Em 1980, no livro Camões e a Viagem Iniciática (além de várias outros aspectos d’Os Lusíadas) eu tinha feito uma associação de Vénus com uma viagem ascensional para o “amor sublime” e de Baco com uma degradação no “baixo amor”, sendo esses opostos reconciliados no “amor misto” da Ilha do Amor. Também sugerira uma auto-identificação autoral com a figura mítica de Sileno, “a estranha divindade rústica da Antiguidade, filho da Terra e de Mercúrio, o deus da eloquência que, curiosamente — e talvez significativamente no contexto mitológico do poema — foi o preceptor de Baco e companheiro de muitas das suas aventuras” (p. 97). Também desenvolvi outros aspectos relacionados a Baco em ensaios subsequentes sobre Os Lusíadas.

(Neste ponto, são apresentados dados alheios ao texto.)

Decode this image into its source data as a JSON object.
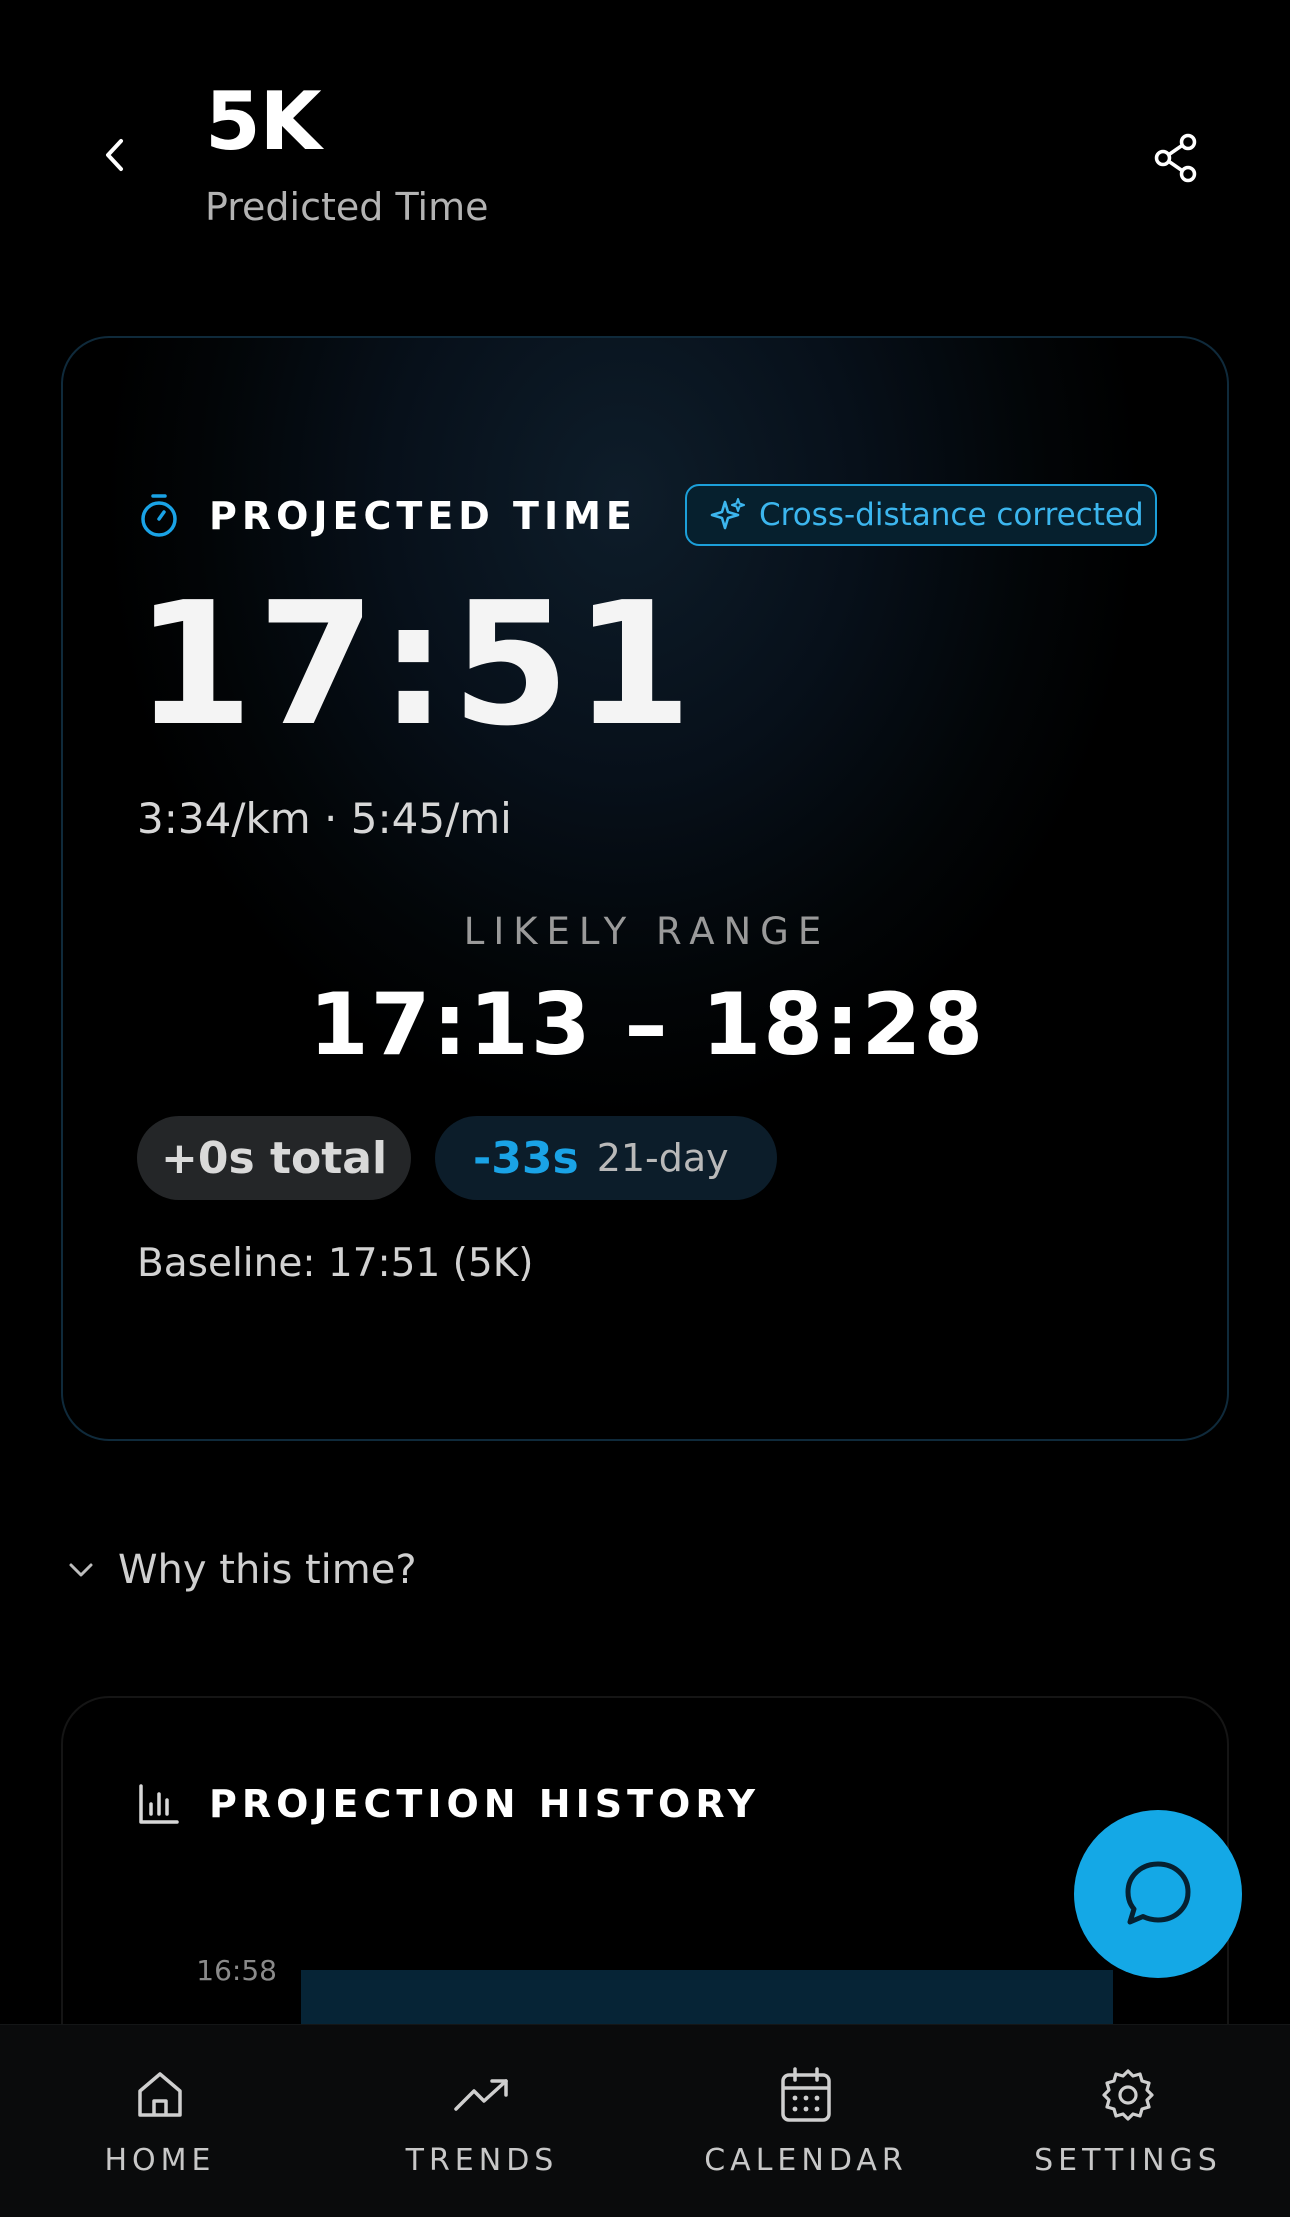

Em 1998, no livro que escrevemos em colaboração, Viagens do Olhar, Fernando Gil propõe uma instigante e inovadora interpretação de Baco n’Os Lusíadas (Capítulo I, pp 13–69), onde analisa aquilo que designa como “o malogro dos Lusíadas” e, nesse contexto, o que caracteriza como “a resistência de Baco” à possibilidade de Camões o resolver enquanto personagem. E, de facto, Baco é o grande problema que fica por resolver no poema. No entanto, da minha diferente embora, nalguns aspectos, convergente perspectiva de leitura, só teria havido malogro n’Os Lusíadas se Baco não tivesse resistido, se não fosse uma personagem deixada por resolver. Como eu o entendo, o Baco d’Os Lusíadas corresponde às incertezas de Camões sobre o futuro de Portugal. A decadência de Baco — a potente divindade fundadora transformada num corrupto, enfraquecido e malevolente manipulador de enganos — é um aviso para os contemporâneos portugueses de Camões.

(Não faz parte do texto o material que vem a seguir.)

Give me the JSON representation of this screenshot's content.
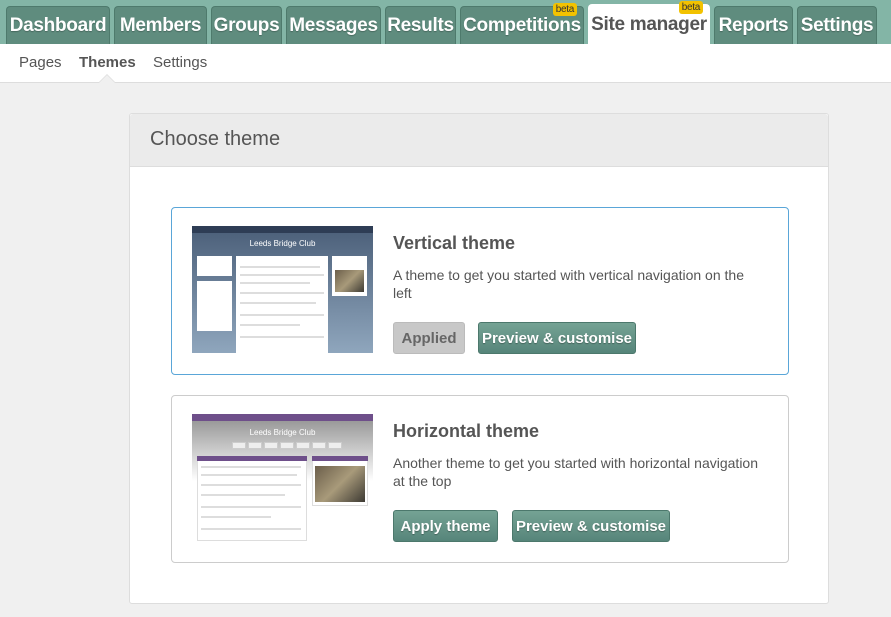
{
  "top_tabs": [
    {
      "label": "Dashboard",
      "badge": ""
    },
    {
      "label": "Members",
      "badge": ""
    },
    {
      "label": "Groups",
      "badge": ""
    },
    {
      "label": "Messages",
      "badge": ""
    },
    {
      "label": "Results",
      "badge": ""
    },
    {
      "label": "Competitions",
      "badge": "beta"
    },
    {
      "label": "Site manager",
      "badge": "beta",
      "active": true
    },
    {
      "label": "Reports",
      "badge": ""
    },
    {
      "label": "Settings",
      "badge": ""
    }
  ],
  "sub_nav": [
    {
      "label": "Pages"
    },
    {
      "label": "Themes",
      "active": true
    },
    {
      "label": "Settings"
    }
  ],
  "panel": {
    "title": "Choose theme"
  },
  "themes": [
    {
      "name": "Vertical theme",
      "description": "A theme to get you started with vertical navigation on the left",
      "primary_button": "Applied",
      "primary_disabled": true,
      "secondary_button": "Preview & customise",
      "preview_site_title": "Leeds Bridge Club"
    },
    {
      "name": "Horizontal theme",
      "description": "Another theme to get you started with horizontal navigation at the top",
      "primary_button": "Apply theme",
      "primary_disabled": false,
      "secondary_button": "Preview & customise",
      "preview_site_title": "Leeds Bridge Club"
    }
  ],
  "colors": {
    "tab_bar": "#83b5a6",
    "tab": "#5f8c7e",
    "button": "#5f8c7e",
    "selected_border": "#5aa6d8",
    "beta_badge": "#f2c200"
  }
}
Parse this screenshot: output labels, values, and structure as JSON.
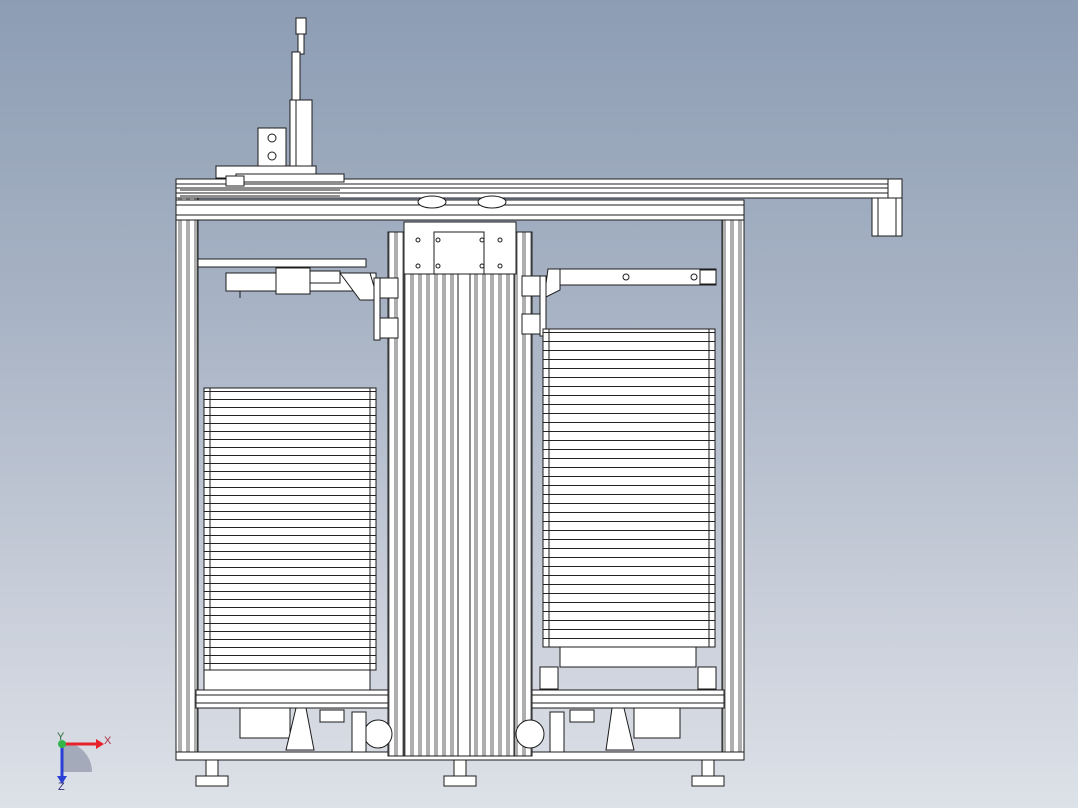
{
  "triad": {
    "x_label": "X",
    "y_label": "Y",
    "z_label": "Z",
    "x_color": "#e8222a",
    "y_color": "#33b54a",
    "z_color": "#2a3fd6"
  },
  "colors": {
    "line": "#1c1c1c",
    "part_fill": "#ffffff",
    "frame_fill": "#f6f6f6"
  }
}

Fernando Gil constata que “a Ilha de Vénus é abertamente e exclusivamente dionisíaca: ou seja, Vénus inimiga de Baco dá por prémio aos navegantes os valores de Baco”. Nisso sempre estivemos de acordo. Mas não quando considera que, por essa razão, a Ilha do Amor corresponderia ao triunfo de Vénus sobre um Baco que, mesmo se a contragosto, se houvesse tornado num “cúmplice dessa Vénus protectora de Gama como antes fora de Eneias […]” A minha diferente conclusão é que nem Baco nem Vénus são vencidos ou vencedores. Segundo entendo, ambas as divindades representam ideais traídos pela História: a fundação mítica de Portugal personificada no antigo poder de Baco e uma mitificada refundação de Portugal na Ilha de Vénus. A recuperação desses ideais teria sido o verdadeiro propósito da aventura épica guiada por Vénus não para a Índia encontrada mas para a dionisíaca Ilha do Amor ainda por encontrar.
E este foi um dos principais temas que desenvolvi no capítulo “Luso, filho de Baco” no meu novo livro de ensaios, bem como, em versão ligeiramente mais curta, na conferência “Portugal, filho de Baco”. Partindo portanto, mesmo quando em discordância, da inovadora leitura de Fernando Gil, que me fez repensar (julgo que amplificar e melhorar) alguns aspectos do que eu havia escrito sobre o conflito entre Baco e os seus “descendentes” (bem como entre Baco e Vénus) em estudos anteriores.